No, I will not give you the last four digits of my credit card number for the account - because I have dozens
of cards and thousands of accounts, and I don't have the cosmic spreadsheet in front of me at his moment
that lists those accounts and billing information.  And I can't give you my user name or password because I
don't have access to it - that is why I am calling.  Ask me one of your "secret code" questions that you
required me to provide when I established my account with your company, you clueless dim-bulb).  Sound
familiar?  And don't forget this one: please take a few moments for a brief survey to let us know how we are
doing.  Of course, you must "press 5" to do that.  (Callers can easily do that one by voice if you would just
answer the phone.  But no, it cannot be done).  The caller is "allowed" to participate (like, oh boy, I'm
going to win a prize), but the caller must then get into another "finger punching exercise" routine to select
from options that the company provides, and none of which apply.  
Answer the phone.

Another funny observation: If you call the company for assistance, then you get to speak to someone
(maybe...and perhaps eventually at best) who is located overseas.  But, if the company calls you about a
question concerning your account, a person from the United States (and in your same time zone) magically
makes the telephone call to you immediately and insists that they speak with you right away. And they do
not speak in broken English.  Huh?  Way to go, boy wonder wizard CEO.

Here is another cosmic clue, CEO wizard: If you are not smart enough to allow your customers an easy way
to contact your company quickly via telephone, then provide them with a simple and
noticeably visible email
option for contact.  Do not construct it in the fashion of a Sherlock Holmes Mystery Adventure.  They click,
then insert (1) Their name; (2) Their email address; (3) Their telephone number (if they so choose); and (4)

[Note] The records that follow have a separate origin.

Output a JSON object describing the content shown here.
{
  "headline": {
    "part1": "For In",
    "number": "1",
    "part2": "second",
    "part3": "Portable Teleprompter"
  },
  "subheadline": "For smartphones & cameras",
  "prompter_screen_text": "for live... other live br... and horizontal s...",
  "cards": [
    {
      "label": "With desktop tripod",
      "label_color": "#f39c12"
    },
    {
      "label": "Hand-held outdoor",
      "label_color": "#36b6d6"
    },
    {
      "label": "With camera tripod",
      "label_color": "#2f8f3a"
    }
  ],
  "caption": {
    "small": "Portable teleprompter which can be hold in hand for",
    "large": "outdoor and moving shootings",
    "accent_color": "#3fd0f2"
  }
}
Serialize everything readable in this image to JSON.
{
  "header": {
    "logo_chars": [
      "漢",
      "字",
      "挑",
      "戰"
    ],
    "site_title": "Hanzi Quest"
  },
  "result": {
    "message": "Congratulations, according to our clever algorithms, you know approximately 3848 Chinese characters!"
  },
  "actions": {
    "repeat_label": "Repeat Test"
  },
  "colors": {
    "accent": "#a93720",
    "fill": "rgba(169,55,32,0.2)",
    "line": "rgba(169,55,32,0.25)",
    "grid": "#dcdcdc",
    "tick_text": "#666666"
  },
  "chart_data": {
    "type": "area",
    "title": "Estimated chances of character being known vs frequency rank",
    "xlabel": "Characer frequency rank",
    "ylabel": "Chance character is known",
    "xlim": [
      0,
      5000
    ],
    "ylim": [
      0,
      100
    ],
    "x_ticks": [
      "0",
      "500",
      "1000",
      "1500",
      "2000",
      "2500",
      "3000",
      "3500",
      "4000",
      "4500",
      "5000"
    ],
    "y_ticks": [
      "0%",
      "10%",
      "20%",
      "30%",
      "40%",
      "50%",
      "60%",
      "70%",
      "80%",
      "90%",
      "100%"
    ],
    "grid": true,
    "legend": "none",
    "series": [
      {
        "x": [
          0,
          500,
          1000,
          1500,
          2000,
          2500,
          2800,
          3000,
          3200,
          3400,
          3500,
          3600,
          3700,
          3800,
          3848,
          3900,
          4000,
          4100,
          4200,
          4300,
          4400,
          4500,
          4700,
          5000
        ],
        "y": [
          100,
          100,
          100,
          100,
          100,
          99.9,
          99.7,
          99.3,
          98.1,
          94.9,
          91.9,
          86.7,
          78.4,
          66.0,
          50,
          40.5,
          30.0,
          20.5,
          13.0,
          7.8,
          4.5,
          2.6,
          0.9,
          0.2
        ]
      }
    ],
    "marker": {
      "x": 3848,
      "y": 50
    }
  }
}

A brief description of their inquiry.  Click and point.  No mailing addresses.  No cosmic login names or
passwords should be required to be created.  They are not buying your company.  They just have a
question (which they should not have to even ask, you twit, if your website was designed properly).  Allow
them to simply ask their question.  And then do this (now this is really a tough one, so hang in there): reply
to them
immediately.  Astonishing.  Simply amazing!  Incredible.  Why didn't I think of that?
.
Commodore Jim says that once the Del Mar Yacht Club merchandise shopping cart gets fully operational,
if you need to make a telephone call to the Del Mar Yacht Club to get a question answered, someone will
answer.  You should not need to call, because the "shopping cart" will be self-explanatory.  But, if you
decide that you need to call, then a real live person will answer the phone, they will say "hello", they will
identify themselves, they will speak
clearly, and then they will immediately assist you.  And if they don't, then
you tell me - and I will get out there right away and find out why - and make sure it never happens again.  
You will not be doing that "menu stuff" or listening to music. The Del Mar Yacht Club is one organization that
does not abide by the rule of "you must beg and grovel" in order for us to take your money.  You must
plead; and then, if we happen to have some spare time (between lunch breaks, coffee breaks, personal
telephone calls, and Internet games and chat rooms that we are occupying ourselves with), we may
answer the phone so that we can answer your question or deliver the product to you that you have
purchased or desire to purchase...but it will not be done by the promised date...because the task is simply
way, way too difficult to accomplish under the rules that we deliberately designed to benefit us, not you.  
Answer the phone.  No time delay.  No "wait on hold."  Simple.